Sejumlah negara mengakui Yerusalem sebagai ibu kota Israel.

Sejumlah negara mengakui Yerusalem sebagai ibu kota Israel.

Foto: republika
Fadi al-Hadmi sebelumnya ditangkap polisi Israel di rumahnya di Yerusalem

REPUBLIKA.CO.ID, TEL AVIV – Otoritas Israel telah membebaskan Menteri Palestina untuk Urusan Yerusalem Fadi al-Hadmi pada Ahad (30/6). Al-Hadmi diketahui ditangkap kepolisian Israel di rumahnya di Yerusalem pada Sabtu (29/6) malam waktu setempat.

Dilaporkan laman Al-Arabiya, pengacara al-Hadmi, Mohannad Jbara mengungkapkan, kliennya dibebaskan otoritas Israel setelah diinterogasi.
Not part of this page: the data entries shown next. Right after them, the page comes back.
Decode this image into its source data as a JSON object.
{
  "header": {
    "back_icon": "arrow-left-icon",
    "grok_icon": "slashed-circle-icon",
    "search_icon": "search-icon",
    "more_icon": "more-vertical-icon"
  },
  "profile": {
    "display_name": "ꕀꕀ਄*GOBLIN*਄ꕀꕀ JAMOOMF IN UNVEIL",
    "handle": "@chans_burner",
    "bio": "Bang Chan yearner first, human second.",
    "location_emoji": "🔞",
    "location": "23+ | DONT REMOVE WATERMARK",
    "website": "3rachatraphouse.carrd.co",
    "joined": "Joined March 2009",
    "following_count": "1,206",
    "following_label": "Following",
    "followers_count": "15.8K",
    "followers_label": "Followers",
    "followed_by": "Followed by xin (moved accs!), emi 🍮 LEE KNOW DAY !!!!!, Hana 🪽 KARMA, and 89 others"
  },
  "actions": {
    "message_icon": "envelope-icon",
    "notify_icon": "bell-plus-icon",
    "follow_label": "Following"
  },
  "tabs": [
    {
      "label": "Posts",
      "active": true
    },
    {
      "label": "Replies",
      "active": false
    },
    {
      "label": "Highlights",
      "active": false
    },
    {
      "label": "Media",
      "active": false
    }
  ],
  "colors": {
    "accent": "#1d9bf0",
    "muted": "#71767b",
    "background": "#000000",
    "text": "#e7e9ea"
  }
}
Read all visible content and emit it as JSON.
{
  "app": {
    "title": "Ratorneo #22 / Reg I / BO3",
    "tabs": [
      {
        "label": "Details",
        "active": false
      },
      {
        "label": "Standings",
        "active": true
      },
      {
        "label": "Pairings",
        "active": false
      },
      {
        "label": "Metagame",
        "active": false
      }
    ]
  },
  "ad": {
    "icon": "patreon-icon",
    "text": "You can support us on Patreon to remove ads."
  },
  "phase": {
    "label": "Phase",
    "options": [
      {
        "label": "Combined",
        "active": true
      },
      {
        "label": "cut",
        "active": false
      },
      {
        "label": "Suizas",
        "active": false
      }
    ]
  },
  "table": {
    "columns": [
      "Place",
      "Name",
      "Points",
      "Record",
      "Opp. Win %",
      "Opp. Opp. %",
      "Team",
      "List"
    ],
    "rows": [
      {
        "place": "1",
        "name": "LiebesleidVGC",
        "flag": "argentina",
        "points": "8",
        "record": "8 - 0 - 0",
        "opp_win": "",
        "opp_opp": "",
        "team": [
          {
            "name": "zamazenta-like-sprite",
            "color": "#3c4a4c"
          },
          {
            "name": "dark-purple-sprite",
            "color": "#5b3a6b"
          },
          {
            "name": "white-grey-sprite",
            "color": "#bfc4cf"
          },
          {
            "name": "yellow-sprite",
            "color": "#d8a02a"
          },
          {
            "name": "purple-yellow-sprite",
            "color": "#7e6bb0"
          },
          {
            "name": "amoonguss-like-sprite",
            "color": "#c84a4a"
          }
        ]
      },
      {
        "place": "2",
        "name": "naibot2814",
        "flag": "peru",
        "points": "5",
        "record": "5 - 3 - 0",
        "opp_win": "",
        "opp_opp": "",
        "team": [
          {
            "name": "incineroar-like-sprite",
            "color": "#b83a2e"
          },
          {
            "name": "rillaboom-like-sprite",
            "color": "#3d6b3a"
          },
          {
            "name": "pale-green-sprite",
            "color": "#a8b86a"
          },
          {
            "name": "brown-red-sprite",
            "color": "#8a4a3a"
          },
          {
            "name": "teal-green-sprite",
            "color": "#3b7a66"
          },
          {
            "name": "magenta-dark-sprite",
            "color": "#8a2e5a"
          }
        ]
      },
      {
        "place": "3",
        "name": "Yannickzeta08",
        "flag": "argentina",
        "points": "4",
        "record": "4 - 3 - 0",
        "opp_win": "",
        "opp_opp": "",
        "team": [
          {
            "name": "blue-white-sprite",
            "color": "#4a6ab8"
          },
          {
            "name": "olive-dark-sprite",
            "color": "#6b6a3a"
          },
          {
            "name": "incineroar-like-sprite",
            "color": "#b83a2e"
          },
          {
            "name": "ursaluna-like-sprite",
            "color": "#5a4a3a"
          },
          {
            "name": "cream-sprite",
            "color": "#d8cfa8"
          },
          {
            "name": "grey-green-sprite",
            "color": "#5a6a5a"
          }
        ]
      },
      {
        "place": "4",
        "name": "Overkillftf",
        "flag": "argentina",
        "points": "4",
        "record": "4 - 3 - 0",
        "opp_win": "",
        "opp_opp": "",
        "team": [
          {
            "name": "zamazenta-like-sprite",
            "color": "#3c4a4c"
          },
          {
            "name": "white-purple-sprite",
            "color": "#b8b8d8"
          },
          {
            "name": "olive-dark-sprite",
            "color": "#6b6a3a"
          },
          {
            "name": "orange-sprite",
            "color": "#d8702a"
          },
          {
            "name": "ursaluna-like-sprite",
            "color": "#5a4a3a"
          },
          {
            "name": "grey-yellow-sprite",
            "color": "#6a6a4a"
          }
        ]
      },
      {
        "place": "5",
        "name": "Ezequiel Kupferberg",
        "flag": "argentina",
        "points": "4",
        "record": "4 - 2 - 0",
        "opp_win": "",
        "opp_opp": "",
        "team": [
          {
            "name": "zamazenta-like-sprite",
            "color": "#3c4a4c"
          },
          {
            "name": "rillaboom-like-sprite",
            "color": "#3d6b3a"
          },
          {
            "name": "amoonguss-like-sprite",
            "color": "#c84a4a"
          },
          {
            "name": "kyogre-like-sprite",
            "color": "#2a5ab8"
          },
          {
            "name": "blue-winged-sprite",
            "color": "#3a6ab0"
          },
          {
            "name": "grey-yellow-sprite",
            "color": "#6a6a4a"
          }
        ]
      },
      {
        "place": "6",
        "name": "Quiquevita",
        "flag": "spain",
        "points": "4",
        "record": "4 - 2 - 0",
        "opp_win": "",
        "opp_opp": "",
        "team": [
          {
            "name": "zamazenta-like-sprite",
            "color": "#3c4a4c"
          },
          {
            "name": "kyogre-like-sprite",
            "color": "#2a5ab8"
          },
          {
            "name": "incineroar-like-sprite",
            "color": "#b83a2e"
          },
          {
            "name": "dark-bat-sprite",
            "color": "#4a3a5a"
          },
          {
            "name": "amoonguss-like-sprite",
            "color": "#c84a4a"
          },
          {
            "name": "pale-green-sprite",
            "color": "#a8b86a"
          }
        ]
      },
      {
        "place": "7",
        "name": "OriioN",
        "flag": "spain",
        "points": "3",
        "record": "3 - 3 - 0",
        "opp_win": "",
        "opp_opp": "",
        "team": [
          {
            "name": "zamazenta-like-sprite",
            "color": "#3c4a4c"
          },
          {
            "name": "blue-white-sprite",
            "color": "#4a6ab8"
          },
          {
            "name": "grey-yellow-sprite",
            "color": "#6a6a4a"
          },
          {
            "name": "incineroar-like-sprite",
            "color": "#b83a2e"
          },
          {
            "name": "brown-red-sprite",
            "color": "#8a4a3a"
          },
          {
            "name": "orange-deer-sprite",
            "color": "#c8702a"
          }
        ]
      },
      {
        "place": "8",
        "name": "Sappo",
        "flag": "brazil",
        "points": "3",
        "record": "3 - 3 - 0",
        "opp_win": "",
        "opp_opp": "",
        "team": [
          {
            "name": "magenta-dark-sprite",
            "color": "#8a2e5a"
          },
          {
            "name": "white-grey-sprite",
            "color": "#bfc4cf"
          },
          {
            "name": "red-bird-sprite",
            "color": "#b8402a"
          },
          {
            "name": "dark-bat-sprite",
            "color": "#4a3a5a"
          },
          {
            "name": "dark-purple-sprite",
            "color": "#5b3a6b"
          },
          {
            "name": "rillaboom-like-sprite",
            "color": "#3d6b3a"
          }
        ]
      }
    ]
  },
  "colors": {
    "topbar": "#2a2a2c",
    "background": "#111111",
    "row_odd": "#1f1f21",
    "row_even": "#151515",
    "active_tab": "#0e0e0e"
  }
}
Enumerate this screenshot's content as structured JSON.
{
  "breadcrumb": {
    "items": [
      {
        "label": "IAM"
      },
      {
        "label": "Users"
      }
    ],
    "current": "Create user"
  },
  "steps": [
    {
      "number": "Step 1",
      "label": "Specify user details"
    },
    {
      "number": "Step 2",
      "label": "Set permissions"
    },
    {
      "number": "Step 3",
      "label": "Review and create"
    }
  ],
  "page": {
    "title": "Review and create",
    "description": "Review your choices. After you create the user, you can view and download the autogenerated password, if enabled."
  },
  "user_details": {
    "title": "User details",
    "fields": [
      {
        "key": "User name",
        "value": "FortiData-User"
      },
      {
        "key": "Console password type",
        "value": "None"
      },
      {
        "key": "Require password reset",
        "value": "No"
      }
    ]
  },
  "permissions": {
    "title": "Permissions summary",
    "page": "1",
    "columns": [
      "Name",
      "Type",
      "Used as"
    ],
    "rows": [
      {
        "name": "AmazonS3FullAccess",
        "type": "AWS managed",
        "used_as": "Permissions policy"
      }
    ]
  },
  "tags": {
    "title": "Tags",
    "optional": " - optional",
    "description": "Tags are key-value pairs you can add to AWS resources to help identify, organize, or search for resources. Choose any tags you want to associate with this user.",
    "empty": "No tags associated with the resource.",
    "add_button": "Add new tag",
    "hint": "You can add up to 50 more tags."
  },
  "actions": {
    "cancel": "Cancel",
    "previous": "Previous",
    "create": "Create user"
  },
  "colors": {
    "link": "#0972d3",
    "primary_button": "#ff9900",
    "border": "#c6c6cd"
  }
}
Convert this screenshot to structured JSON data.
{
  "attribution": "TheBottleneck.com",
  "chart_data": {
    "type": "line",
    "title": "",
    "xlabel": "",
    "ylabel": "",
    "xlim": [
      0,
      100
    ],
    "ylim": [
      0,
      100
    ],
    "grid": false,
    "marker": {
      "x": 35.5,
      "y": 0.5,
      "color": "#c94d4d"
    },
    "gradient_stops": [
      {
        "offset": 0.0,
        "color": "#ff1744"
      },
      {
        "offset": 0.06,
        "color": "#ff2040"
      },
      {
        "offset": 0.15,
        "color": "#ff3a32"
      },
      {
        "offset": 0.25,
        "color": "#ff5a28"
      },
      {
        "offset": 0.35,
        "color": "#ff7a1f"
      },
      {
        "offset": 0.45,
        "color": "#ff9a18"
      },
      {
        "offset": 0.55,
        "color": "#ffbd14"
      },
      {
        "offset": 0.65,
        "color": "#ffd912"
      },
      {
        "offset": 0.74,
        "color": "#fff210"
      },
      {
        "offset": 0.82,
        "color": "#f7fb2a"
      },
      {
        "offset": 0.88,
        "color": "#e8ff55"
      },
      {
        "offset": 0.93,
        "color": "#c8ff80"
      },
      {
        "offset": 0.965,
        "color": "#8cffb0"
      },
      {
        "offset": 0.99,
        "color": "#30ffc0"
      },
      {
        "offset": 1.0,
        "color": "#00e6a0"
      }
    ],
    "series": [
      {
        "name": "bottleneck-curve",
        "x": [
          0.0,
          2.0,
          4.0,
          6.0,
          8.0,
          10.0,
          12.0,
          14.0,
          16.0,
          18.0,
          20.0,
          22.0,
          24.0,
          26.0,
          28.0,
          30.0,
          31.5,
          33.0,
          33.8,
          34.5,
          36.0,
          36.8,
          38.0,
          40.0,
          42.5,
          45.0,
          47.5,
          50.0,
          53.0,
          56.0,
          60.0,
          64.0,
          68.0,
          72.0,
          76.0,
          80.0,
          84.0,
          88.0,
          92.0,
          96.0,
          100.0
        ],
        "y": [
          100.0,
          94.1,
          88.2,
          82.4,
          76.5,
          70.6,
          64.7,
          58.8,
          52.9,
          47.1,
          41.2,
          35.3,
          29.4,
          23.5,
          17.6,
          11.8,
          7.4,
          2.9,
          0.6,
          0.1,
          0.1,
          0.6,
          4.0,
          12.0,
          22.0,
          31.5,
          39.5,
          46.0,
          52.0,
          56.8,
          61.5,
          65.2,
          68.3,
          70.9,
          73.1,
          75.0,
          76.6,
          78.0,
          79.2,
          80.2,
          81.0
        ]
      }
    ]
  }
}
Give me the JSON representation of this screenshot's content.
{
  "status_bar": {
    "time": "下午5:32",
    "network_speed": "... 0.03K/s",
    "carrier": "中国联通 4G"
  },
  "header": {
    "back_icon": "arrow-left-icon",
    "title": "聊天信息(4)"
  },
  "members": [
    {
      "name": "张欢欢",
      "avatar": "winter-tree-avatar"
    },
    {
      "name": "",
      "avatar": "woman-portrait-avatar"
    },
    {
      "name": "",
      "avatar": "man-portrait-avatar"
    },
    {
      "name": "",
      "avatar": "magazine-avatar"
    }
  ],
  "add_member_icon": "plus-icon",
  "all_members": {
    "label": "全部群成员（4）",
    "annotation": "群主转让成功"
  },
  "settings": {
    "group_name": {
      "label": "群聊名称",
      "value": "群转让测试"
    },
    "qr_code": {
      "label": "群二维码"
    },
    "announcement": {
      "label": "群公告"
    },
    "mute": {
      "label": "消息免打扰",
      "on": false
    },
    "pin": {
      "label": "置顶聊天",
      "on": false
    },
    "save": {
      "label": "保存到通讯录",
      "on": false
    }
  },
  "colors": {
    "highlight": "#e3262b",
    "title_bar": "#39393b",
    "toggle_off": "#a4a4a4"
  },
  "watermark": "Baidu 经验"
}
Pertanyaan yang diajukan kepada al-Hadmi adalah seputar kegiatannya baru-baru ini mendampingi Presiden Chili Sebastian Pinera mengunjungi Masjid Al-Aqsha.

Baca Juga

Kegiatan tur ke kompleks Al-Aqsha itu berlangsung pada Selasa (25/6). Otoritas Israel geram dengan hal tersebut. Menurut Tel Aviv, agenda kunjungan ke Al-Aqsha tak termasuk dalam kesepakatan yang telah dibuat sebelumnya dengan Pemerintah Chili.

Oleh sebab itu, Israel menganggap kunjungan ke Al-Aqsha telah melanggar peraturan. Namun Chili mengklaim bahwa kunjungan Pinera ke Yerusalem bersifat pribadi. Pendampingan yang dilakukan al-Hadmi pun bukan bagian dari protokol resmi.

Penangkapan terhadap pejabat Palestina di Yerusalem memang cukup sering dilakukan Israel. Pada Februari lalu, gubernur Palestina untuk Yerusalem Adnan Ghaith ditangkap tanpa alasan jelas.

Itu merupakan kedua kalinya Israel menangkap Ghaith. Pada Oktober 2018, Israel juga pernah menangkap Ghaith dan kepala badan intelijen Palestina Jihad al-Faqih. Mereka ditahan karena berupaya mempublikasikan nama-nama yang terlibat dalam proses penjualan rumah untuk para pemukim Yahudi di lingkungan Muslim di Yerusalem. 

Penangkapan Ghaith dan al-Faqih membuat Organisasi Pembebasan Palestina (PLO) geram. Sekretaris Komite Eksekutif PLO Saeb Erekat kala itu mengatakan penangkapan Ghaith dan al-Faqih adalah upaya Israel untuk mengintimidasi pemerintahan Otoritas Palestina. 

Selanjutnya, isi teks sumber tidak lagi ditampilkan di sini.